Avian influenza poses a risk to the poultry sector and to human health. Georgia was considered to be at extreme risk due to its location on major pathways for migratory birds and its shared borders with Turkey, Russia, and Azerbaijan, all of which had outbreaks of highly pathogenic avian influenza prior to project approval. Sales of poultry products had dropped by as much as 90 percent in January 2006 following public awareness of outbreaks in Turkey and speculation about the possible spread to Georgia. An case of avian influenza in wild swans was detected in February 2006, which motivated the government's request for support from the Bank. The poultry sector of roughly 10.6 million birds contributed roughly 1.2% of GDP in 2004, and was a significant source of income for poor rural households (90 % of poultry were owned by households). Thus, avian influenza posed a significant threat, and project objectives were relevant at appraisal and remained relevant as of project closure, as avian influenza continued to pose a risk.

The appraisal document notes that institutional arrangements for disease control were well established in Georgia prior to appraisal, with a surveillance system (including sample collection and reporting) that had tracked human influenza in place since 2004. A national avian influenza plan was produced by the government prior to project approval, but more detailed operational plans were still needed.

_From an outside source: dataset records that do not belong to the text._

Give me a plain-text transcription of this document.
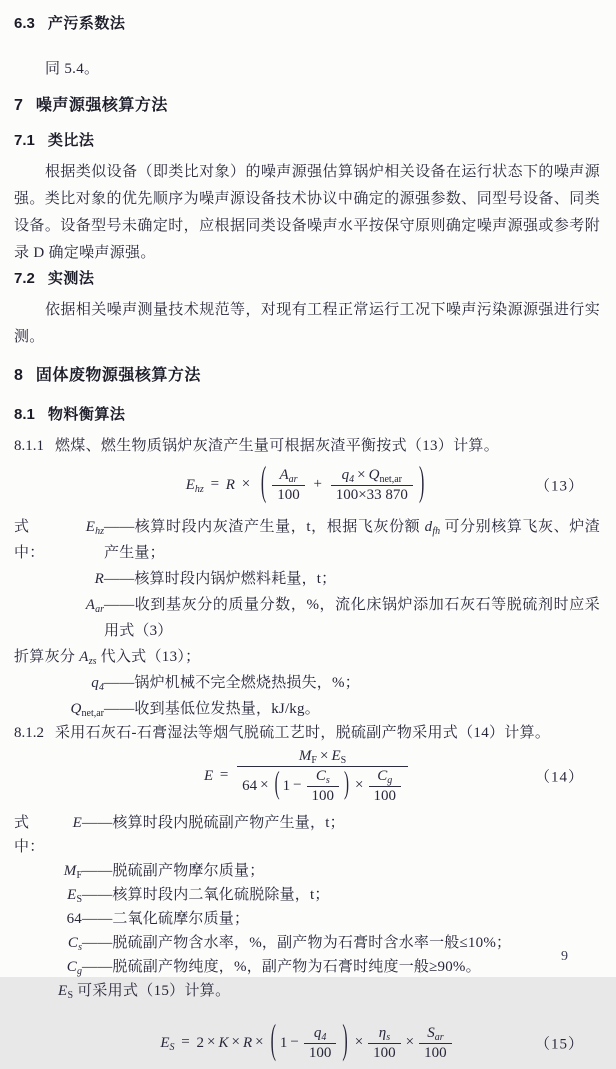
6.3 产污系数法

同 5.4。

7 噪声源强核算方法
7.1 类比法

根据类似设备（即类比对象）的噪声源强估算锅炉相关设备在运行状态下的噪声源强。类比对象的优先顺序为噪声源设备技术协议中确定的源强参数、同型号设备、同类设备。设备型号未确定时，应根据同类设备噪声水平按保守原则确定噪声源强或参考附录 D 确定噪声源强。

7.2 实测法

依据相关噪声测量技术规范等，对现有工程正常运行工况下噪声污染源源强进行实测。

8 固体废物源强核算方法
8.1 物料衡算法

8.1.1 燃煤、燃生物质锅炉灰渣产生量可根据灰渣平衡按式（13）计算。

$E_{hz} = R$ × ( $\frac{A_{ar}}{100} + \frac{q_4 \times Q_{net,ar}}{100\times 33 870}$ )	（13）
式中：
$E_{hz}$ ——核算时段内灰渣产生量，t，根据飞灰份额 $d_{fh}$ 可分别核算飞灰、炉渣产生量；
R ——核算时段内锅炉燃料耗量，t；
$A_{ar}$ ——收到基灰分的质量分数，%，流化床锅炉添加石灰石等脱硫剂时应采用式（3）

折算灰分 $A_{zs}$ 代入式（13）；

$q_4$ ——锅炉机械不完全燃烧热损失，%；
$Q_{net,ar}$ ——收到基低位发热量，kJ/kg。

8.1.2 采用石灰石-石膏湿法等烟气脱硫工艺时，脱硫副产物采用式（14）计算。

$E = \frac{M_F \times E_S}{64 \times ( 1 - \frac{C_s}{100} ) \times \frac{C_g}{100}}$	（14）
式中：
E ——核算时段内脱硫副产物产生量，t；
$M_F$ ——脱硫副产物摩尔质量；
$E_S$ ——核算时段内二氧化硫脱除量，t；
64 ——二氧化硫摩尔质量；
$C_s$ ——脱硫副产物含水率，%，副产物为石膏时含水率一般≤10%；
$C_g$ ——脱硫副产物纯度，%，副产物为石膏时纯度一般≥90%。

$E_S$ 可采用式（15）计算。

$E_S = 2 \times K \times R$ × ( $1 - \frac{q_4}{100}$ ) × $\frac{\eta_s}{100} \times \frac{S_{ar}}{100}$	（15）
9
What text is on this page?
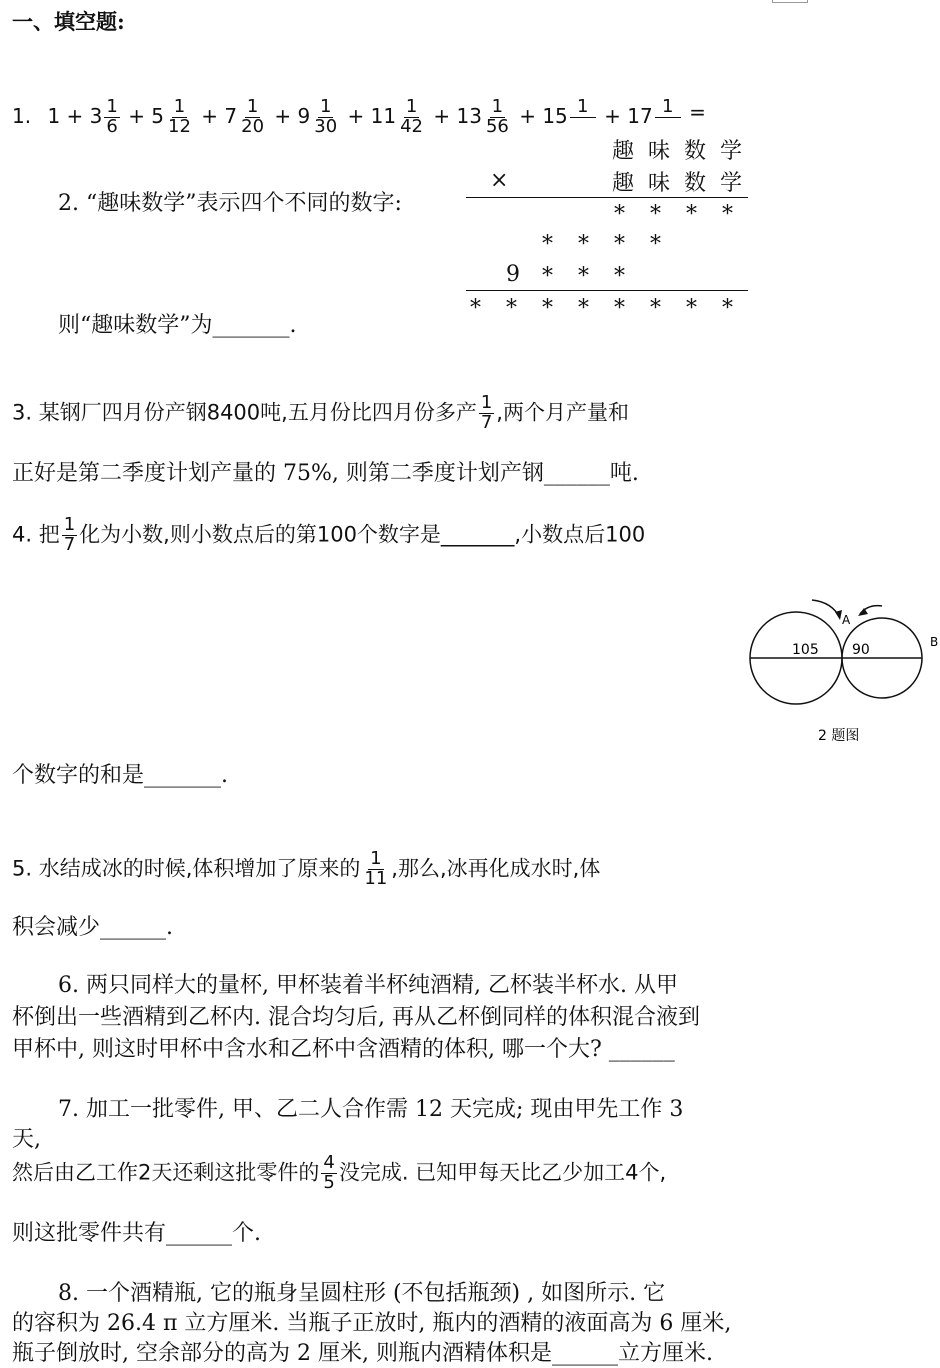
一、填空题:
1. $1 + 3 \frac{1}{6} + 5 \frac{1}{12} + 7 \frac{1}{20} + 9 \frac{1}{30} + 11 \frac{1}{42} + 13 \frac{1}{56} + 15$ 1 + 17 1 =
2. “趣味数学”表示四个不同的数字:
则“趣味数学”为_______.
趣 味 数 学
×	趣 味 数 学
* * * *
* * * *
9 * * *
* * * * * * * *
3. 某钢厂四月份产钢8400吨,五月份比四月份多产 $\frac{1}{7}$ ,两个月产量和
正好是第二季度计划产量的 75%, 则第二季度计划产钢______吨.
4. 把 $\frac{1}{7}$ 化为小数,则小数点后的第100个数字是_______,小数点后100
个数字的和是_______.
105 90
A
B
2 题图
5. 水结成冰的时候,体积增加了原来的 $\frac{1}{11}$ ,那么,冰再化成水时,体
积会减少______.
6. 两只同样大的量杯, 甲杯装着半杯纯酒精, 乙杯装半杯水. 从甲
杯倒出一些酒精到乙杯内. 混合均匀后, 再从乙杯倒同样的体积混合液到
甲杯中, 则这时甲杯中含水和乙杯中含酒精的体积, 哪一个大? ______
7. 加工一批零件, 甲、乙二人合作需 12 天完成; 现由甲先工作 3
天,
然后由乙工作2天还剩这批零件的 $\frac{4}{5}$ 没完成. 已知甲每天比乙少加工4个,
则这批零件共有______个.
8. 一个酒精瓶, 它的瓶身呈圆柱形 (不包括瓶颈) , 如图所示. 它
的容积为 26.4 π 立方厘米. 当瓶子正放时, 瓶内的酒精的液面高为 6 厘米,
瓶子倒放时, 空余部分的高为 2 厘米, 则瓶内酒精体积是______立方厘米.
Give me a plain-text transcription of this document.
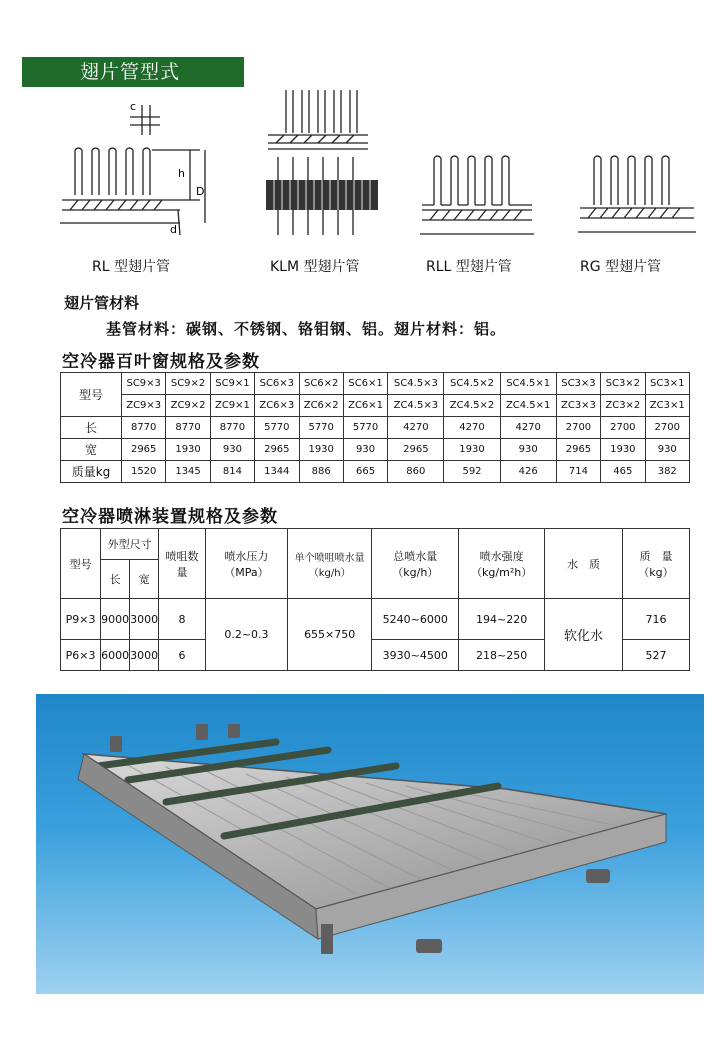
翅片管型式
c
h
D
d
RL 型翅片管	KLM 型翅片管	RLL 型翅片管	RG 型翅片管
翅片管材料
基管材料：碳钢、不锈钢、铬钼钢、铝。翅片材料：铝。
空冷器百叶窗规格及参数
型号	SC9×3	SC9×2	SC9×1	SC6×3	SC6×2	SC6×1	SC4.5×3	SC4.5×2	SC4.5×1	SC3×3	SC3×2	SC3×1
	ZC9×3	ZC9×2	ZC9×1	ZC6×3	ZC6×2	ZC6×1	ZC4.5×3	ZC4.5×2	ZC4.5×1	ZC3×3	ZC3×2	ZC3×1
长	8770	8770	8770	5770	5770	5770	4270	4270	4270	2700	2700	2700
宽	2965	1930	930	2965	1930	930	2965	1930	930	2965	1930	930
质量kg	1520	1345	814	1344	886	665	860	592	426	714	465	382
空冷器喷淋装置规格及参数
型号	外型尺寸		喷咀数量	喷水压力（MPa）	单个喷咀喷水量（kg/h）	总喷水量（kg/h）	喷水强度（kg/m²h）	水　质	质　量（kg）
	长	宽							
P9×3	9000	3000	8	0.2~0.3	655×750	5240~6000	194~220	软化水	716
P6×3	6000	3000	6			3930~4500	218~250		527
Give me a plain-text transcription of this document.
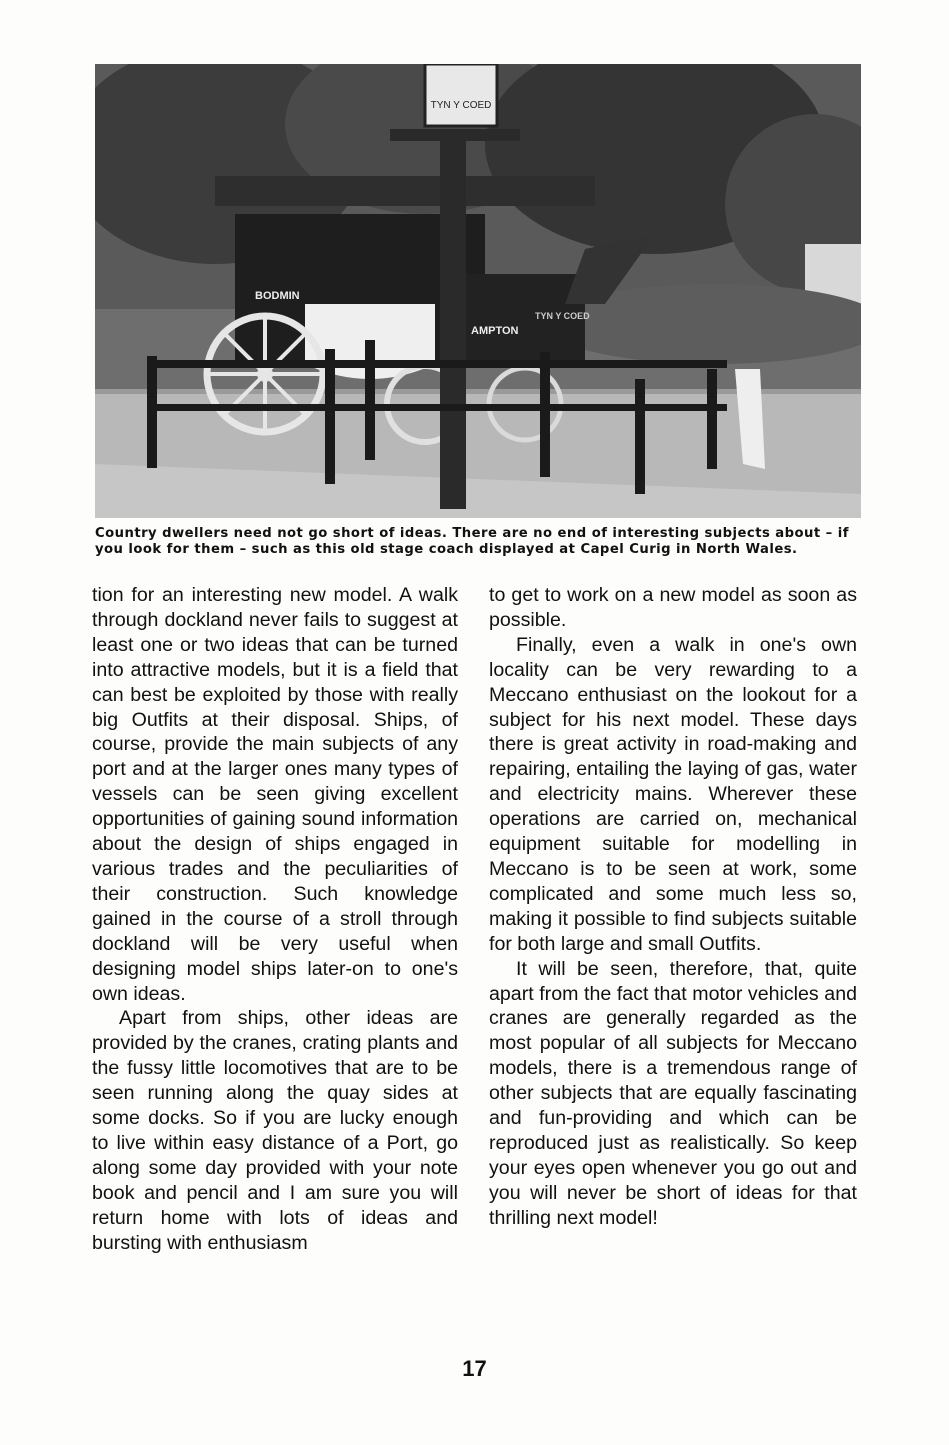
TYN Y COED
BODMIN
AMPTON
TYN Y COED

Country dwellers need not go short of ideas. There are no end of interesting subjects about – if you look for them – such as this old stage coach displayed at Capel Curig in North Wales.

tion for an interesting new model. A walk through dockland never fails to suggest at least one or two ideas that can be turned into attractive models, but it is a field that can best be exploited by those with really big Outfits at their disposal. Ships, of course, provide the main subjects of any port and at the larger ones many types of vessels can be seen giving excellent opportunities of gaining sound information about the design of ships engaged in various trades and the peculiarities of their construction. Such knowledge gained in the course of a stroll through dockland will be very useful when designing model ships later-on to one's own ideas.

Apart from ships, other ideas are provided by the cranes, crating plants and the fussy little locomotives that are to be seen running along the quay sides at some docks. So if you are lucky enough to live within easy distance of a Port, go along some day provided with your note book and pencil and I am sure you will return home with lots of ideas and bursting with enthusiasm

to get to work on a new model as soon as possible.

Finally, even a walk in one's own locality can be very rewarding to a Meccano enthusiast on the lookout for a subject for his next model. These days there is great activity in road-making and repairing, entailing the laying of gas, water and electricity mains. Wherever these operations are carried on, mechanical equipment suitable for modelling in Meccano is to be seen at work, some complicated and some much less so, making it possible to find subjects suitable for both large and small Outfits.

It will be seen, therefore, that, quite apart from the fact that motor vehicles and cranes are generally regarded as the most popular of all subjects for Meccano models, there is a tremendous range of other subjects that are equally fascinating and fun-providing and which can be reproduced just as realistically. So keep your eyes open whenever you go out and you will never be short of ideas for that thrilling next model!

17
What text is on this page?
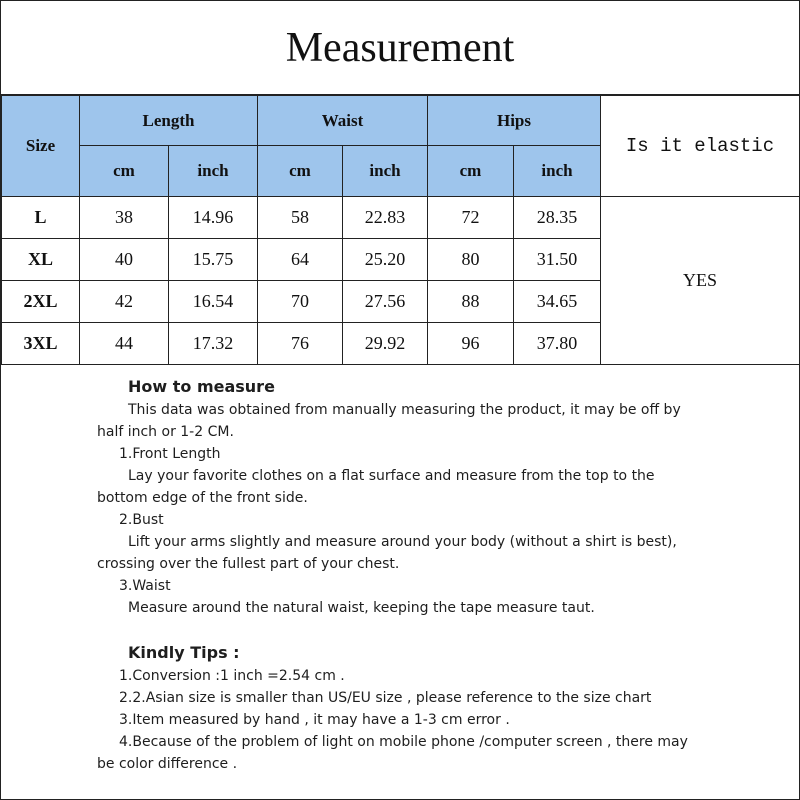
Measurement
Size	Length		Waist		Hips		Is it elastic
	cm	inch	cm	inch	cm	inch	
L	38	14.96	58	22.83	72	28.35	YES
XL	40	15.75	64	25.20	80	31.50	
2XL	42	16.54	70	27.56	88	34.65	
3XL	44	17.32	76	29.92	96	37.80	
How to measure
This data was obtained from manually measuring the product, it may be off by
half inch or 1-2 CM.
1.Front Length
Lay your favorite clothes on a flat surface and measure from the top to the
bottom edge of the front side.
2.Bust
Lift your arms slightly and measure around your body (without a shirt is best),
crossing over the fullest part of your chest.
3.Waist
Measure around the natural waist, keeping the tape measure taut.
Kindly Tips :
1.Conversion :1 inch =2.54 cm .
2.2.Asian size is smaller than US/EU size , please reference to the size chart
3.Item measured by hand , it may have a 1-3 cm error .
4.Because of the problem of light on mobile phone /computer screen , there may
be color difference .
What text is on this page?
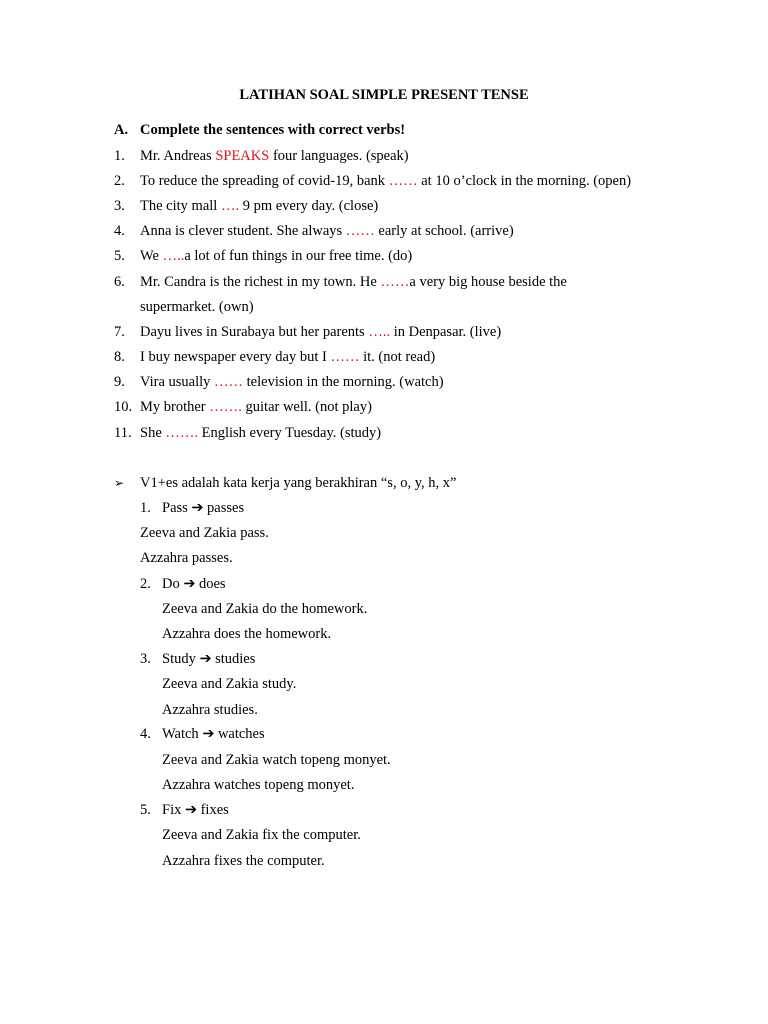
LATIHAN SOAL SIMPLE PRESENT TENSE
A. Complete the sentences with correct verbs!
1. Mr. Andreas SPEAKS four languages. (speak)
2. To reduce the spreading of covid-19, bank …… at 10 o’clock in the morning. (open)
3. The city mall …. 9 pm every day. (close)
4. Anna is clever student. She always …… early at school. (arrive)
5. We …..a lot of fun things in our free time. (do)
6. Mr. Candra is the richest in my town. He ……a very big house beside the
supermarket. (own)
7. Dayu lives in Surabaya but her parents ….. in Denpasar. (live)
8. I buy newspaper every day but I …… it. (not read)
9. Vira usually …… television in the morning. (watch)
10. My brother ……. guitar well. (not play)
11. She ……. English every Tuesday. (study)
➢ V1+es adalah kata kerja yang berakhiran “s, o, y, h, x”
1. Pass ➔ passes
Zeeva and Zakia pass.
Azzahra passes.
2. Do ➔ does
Zeeva and Zakia do the homework.
Azzahra does the homework.
3. Study ➔ studies
Zeeva and Zakia study.
Azzahra studies.
4. Watch ➔ watches
Zeeva and Zakia watch topeng monyet.
Azzahra watches topeng monyet.
5. Fix ➔ fixes
Zeeva and Zakia fix the computer.
Azzahra fixes the computer.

A program of upgrades for human and veterinary laboratories financed by USAID was already in progress, as were support programs from FAO and WHO. However, some gaps remained in animal surveillance, staff training, communications and awareness, the enabling environment, and other areas (appraisal document page 5).

The objective could have been more relevant if it included zoonotic diseases beyond those that affect poultry. Georgia suffered serious outbreaks of African Swine Fever (a zoonotic disease found in pigs) in 2007 which was not covered under the poultry-oriented objective, though the project was able to provide some urgent technical assistance to assess the outbreak, and a separate FAO project was able to provide the needed support.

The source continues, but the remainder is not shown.